Department of Computer Science, University of Sheffield, Sheffield S1 4DP, UK.
J Biomed Inform. 2010 Oct;43(5):762-73. doi: 10.1016/j.jbi.2010.06.001. Epub 2010 Jun 10.
Researchers have access to a vast amount of information stored in textual documents and there is a pressing need for the development of automated methods to enable and improve access to this resource. Lexical ambiguity, the phenomena in which a word or phrase has more than one possible meaning, presents a significant obstacle to automated text processing. Word Sense Disambiguation (WSD) is a technology that resolves these ambiguities automatically and is an important stage in text understanding. The most accurate approaches to WSD rely on manually labeled examples but this is usually not available and is prohibitively expensive to create. This paper offers a solution to that problem by using information in the UMLS Metathesaurus to automatically generate labeled examples. Two approaches are presented. The first is an extension of existing work (Liu et al., 2002 [1]) and the second a novel approach that exploits information in the UMLS that has not been used for this purpose. The automatically generated examples are evaluated by comparing them against the manually labeled ones in the NLM-WSD data set and are found to outperform the baseline. The examples generated using the novel approach produce an improvement in WSD performance when combined with manually labeled examples.

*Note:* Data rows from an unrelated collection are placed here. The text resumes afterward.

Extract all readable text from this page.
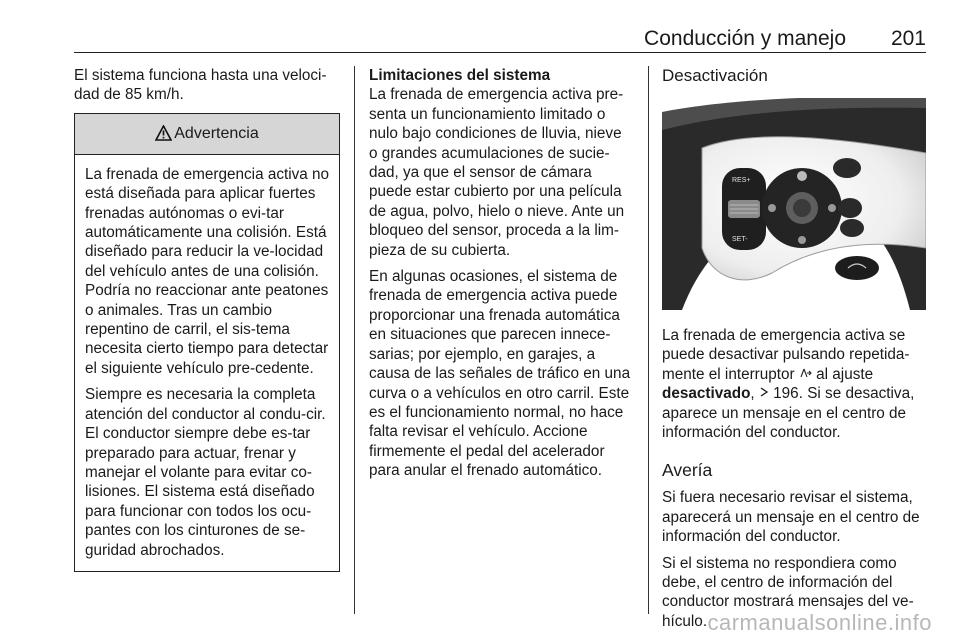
Conducción y manejo 201

El sistema funciona hasta una veloci-dad de 85 km/h.

Advertencia

La frenada de emergencia activa no está diseñada para aplicar fuertes frenadas autónomas o evi-tar automáticamente una colisión. Está diseñado para reducir la ve-locidad del vehículo antes de una colisión. Podría no reaccionar ante peatones o animales. Tras un cambio repentino de carril, el sis-tema necesita cierto tiempo para detectar el siguiente vehículo pre-cedente.

Siempre es necesaria la completa atención del conductor al condu-cir. El conductor siempre debe es-tar preparado para actuar, frenar y manejar el volante para evitar co-lisiones. El sistema está diseñado para funcionar con todos los ocu-pantes con los cinturones de se-guridad abrochados.

Limitaciones del sistema

La frenada de emergencia activa pre-senta un funcionamiento limitado o nulo bajo condiciones de lluvia, nieve o grandes acumulaciones de sucie-dad, ya que el sensor de cámara puede estar cubierto por una película de agua, polvo, hielo o nieve. Ante un bloqueo del sensor, proceda a la lim-pieza de su cubierta.

En algunas ocasiones, el sistema de frenada de emergencia activa puede proporcionar una frenada automática en situaciones que parecen innece-sarias; por ejemplo, en garajes, a causa de las señales de tráfico en una curva o a vehículos en otro carril. Este es el funcionamiento normal, no hace falta revisar el vehículo. Accione firmemente el pedal del acelerador para anular el frenado automático.

Desactivación
RES+
SET-

La frenada de emergencia activa se puede desactivar pulsando repetida-mente el interruptor  al ajuste desactivado,  196. Si se desactiva, aparece un mensaje en el centro de información del conductor.

Avería

Si fuera necesario revisar el sistema, aparecerá un mensaje en el centro de información del conductor.

Si el sistema no respondiera como debe, el centro de información del conductor mostrará mensajes del ve-hículo. carmanualsonline.info
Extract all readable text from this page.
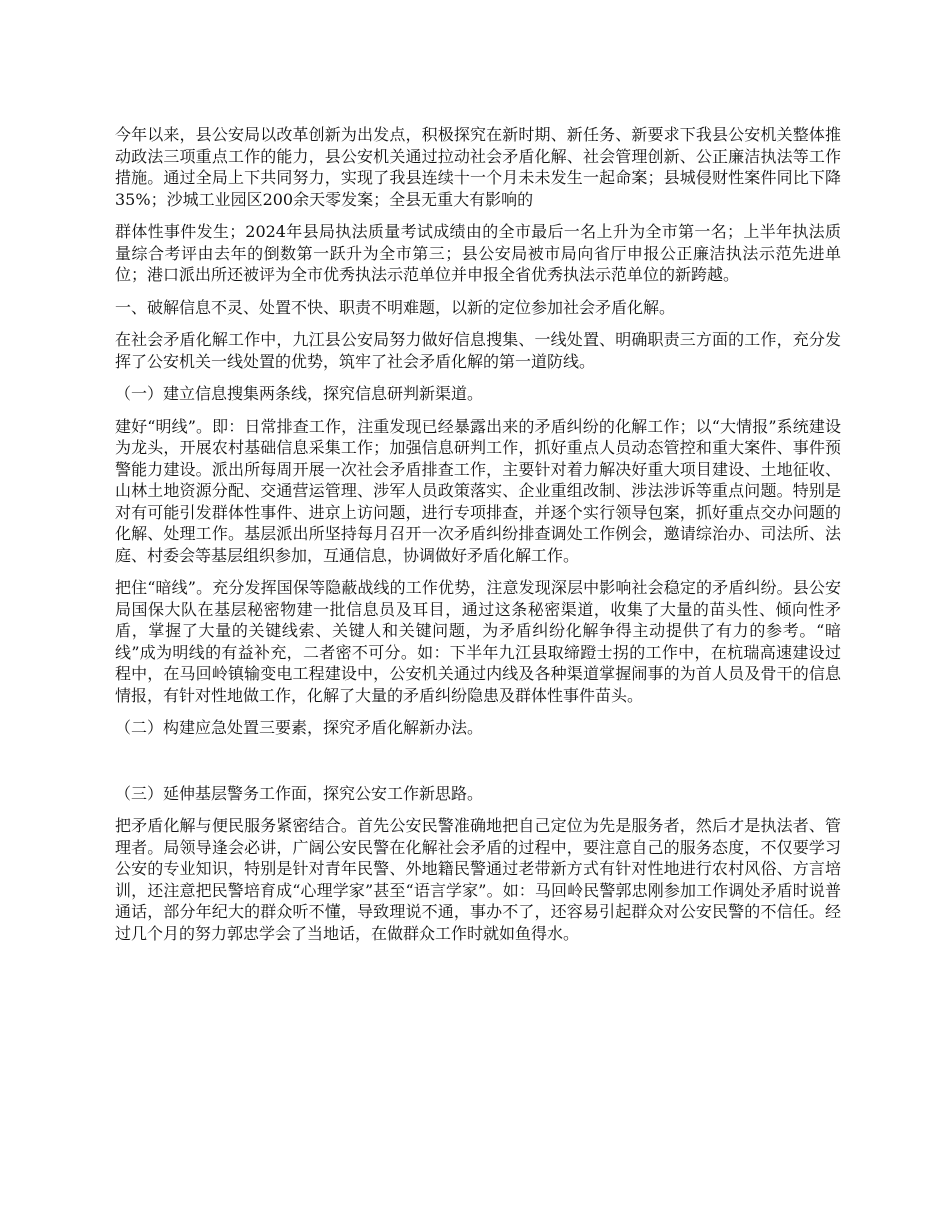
今年以来，县公安局以改革创新为出发点，积极探究在新时期、新任务、新要求下我县公安机关整体推动政法三项重点工作的能力，县公安机关通过拉动社会矛盾化解、社会管理创新、公正廉洁执法等工作措施。通过全局上下共同努力，实现了我县连续十一个月未未发生一起命案；县城侵财性案件同比下降35%；沙城工业园区200余天零发案；全县无重大有影响的

群体性事件发生；2024年县局执法质量考试成绩由的全市最后一名上升为全市第一名；上半年执法质量综合考评由去年的倒数第一跃升为全市第三；县公安局被市局向省厅申报公正廉洁执法示范先进单位；港口派出所还被评为全市优秀执法示范单位并申报全省优秀执法示范单位的新跨越。

一、破解信息不灵、处置不快、职责不明难题，以新的定位参加社会矛盾化解。

在社会矛盾化解工作中，九江县公安局努力做好信息搜集、一线处置、明确职责三方面的工作，充分发挥了公安机关一线处置的优势，筑牢了社会矛盾化解的第一道防线。

（一）建立信息搜集两条线，探究信息研判新渠道。

建好“明线”。即：日常排查工作，注重发现已经暴露出来的矛盾纠纷的化解工作；以“大情报”系统建设为龙头，开展农村基础信息采集工作；加强信息研判工作，抓好重点人员动态管控和重大案件、事件预警能力建设。派出所每周开展一次社会矛盾排查工作，主要针对着力解决好重大项目建设、土地征收、山林土地资源分配、交通营运管理、涉军人员政策落实、企业重组改制、涉法涉诉等重点问题。特别是对有可能引发群体性事件、进京上访问题，进行专项排查，并逐个实行领导包案，抓好重点交办问题的化解、处理工作。基层派出所坚持每月召开一次矛盾纠纷排查调处工作例会，邀请综治办、司法所、法庭、村委会等基层组织参加，互通信息，协调做好矛盾化解工作。

把住“暗线”。充分发挥国保等隐蔽战线的工作优势，注意发现深层中影响社会稳定的矛盾纠纷。县公安局国保大队在基层秘密物建一批信息员及耳目，通过这条秘密渠道，收集了大量的苗头性、倾向性矛盾，掌握了大量的关键线索、关键人和关键问题，为矛盾纠纷化解争得主动提供了有力的参考。“暗线”成为明线的有益补充，二者密不可分。如：下半年九江县取缔蹬士拐的工作中，在杭瑞高速建设过程中，在马回岭镇输变电工程建设中，公安机关通过内线及各种渠道掌握闹事的为首人员及骨干的信息情报，有针对性地做工作，化解了大量的矛盾纠纷隐患及群体性事件苗头。

（二）构建应急处置三要素，探究矛盾化解新办法。

（三）延伸基层警务工作面，探究公安工作新思路。

把矛盾化解与便民服务紧密结合。首先公安民警准确地把自己定位为先是服务者，然后才是执法者、管理者。局领导逢会必讲，广阔公安民警在化解社会矛盾的过程中，要注意自己的服务态度，不仅要学习公安的专业知识，特别是针对青年民警、外地籍民警通过老带新方式有针对性地进行农村风俗、方言培训，还注意把民警培育成“心理学家”甚至“语言学家”。如：马回岭民警郭忠刚参加工作调处矛盾时说普通话，部分年纪大的群众听不懂，导致理说不通，事办不了，还容易引起群众对公安民警的不信任。经过几个月的努力郭忠学会了当地话，在做群众工作时就如鱼得水。
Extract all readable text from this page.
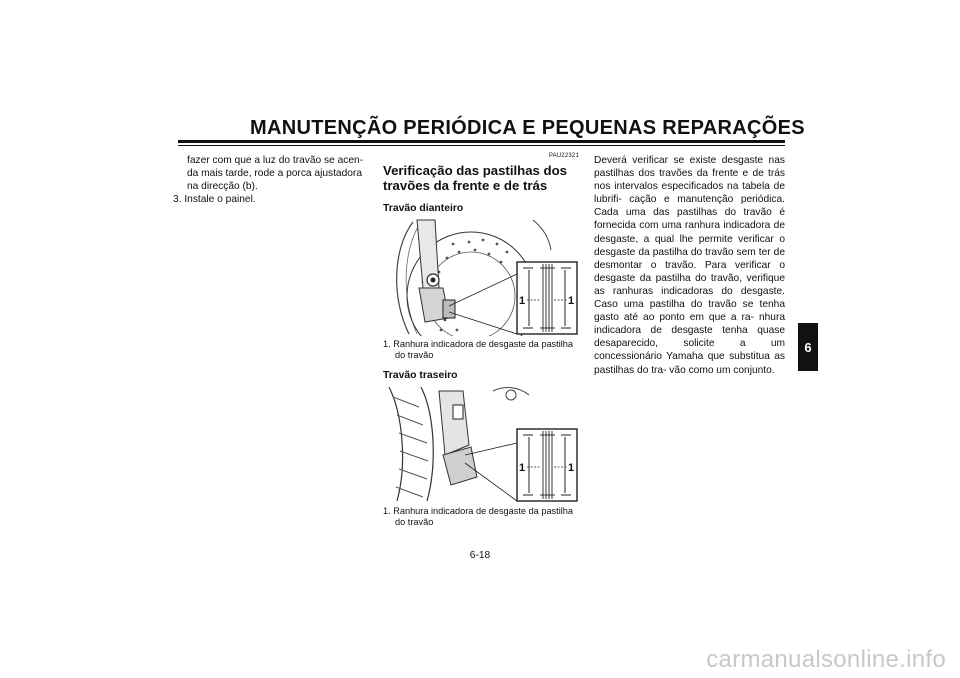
MANUTENÇÃO PERIÓDICA E PEQUENAS REPARAÇÕES
fazer com que a luz do travão se acen-
da mais tarde, rode a porca ajustadora
na direcção (b).
3. Instale o painel.
PAU22321
Verificação das pastilhas dos travões da frente e de trás
Travão dianteiro
1	1
1. Ranhura indicadora de desgaste da pastilha do travão
Travão traseiro
1	1
1. Ranhura indicadora de desgaste da pastilha do travão
Deverá verificar se existe desgaste nas pastilhas dos travões da frente e de trás nos intervalos especificados na tabela de lubrifi- cação e manutenção periódica. Cada uma das pastilhas do travão é fornecida com uma ranhura indicadora de desgaste, a qual lhe permite verificar o desgaste da pastilha do travão sem ter de desmontar o travão. Para verificar o desgaste da pastilha do travão, verifique as ranhuras indicadoras do desgaste. Caso uma pastilha do travão se tenha gasto até ao ponto em que a ra- nhura indicadora de desgaste tenha quase desaparecido, solicite a um concessionário Yamaha que substitua as pastilhas do tra- vão como um conjunto.
6-18
6
carmanualsonline.info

研究人员可以访问存储在文本文件中的大量信息,因此迫切需要开发自动化方法来启用和改善对这些资源的访问。词汇歧义是指一个词或短语有不止一种可能的含义,这给自动化文本处理带来了重大障碍。词类消歧(WSD)是一种自动解决这些歧义的技术,是文本理解的重要阶段。最准确的 WSD 方法依赖于手动标记的示例,但通常无法获得这些示例,并且创建这些示例的成本非常高。本文通过使用 UMLS Metathesaurus 中的信息来自动生成标记示例,解决了这个问题。本文提出了两种方法。第一种方法是对现有工作(Liu 等人,2002 [1])的扩展,第二种方法是利用 UMLS 中尚未用于此目的的信息的新方法。通过将自动生成的示例与 NLM-WSD 数据集中的手动标记示例进行比较,评估了自动生成的示例,并发现它们的性能优于基线。当与手动标记的示例结合使用时,使用新方法生成的示例可以提高 WSD 的性能。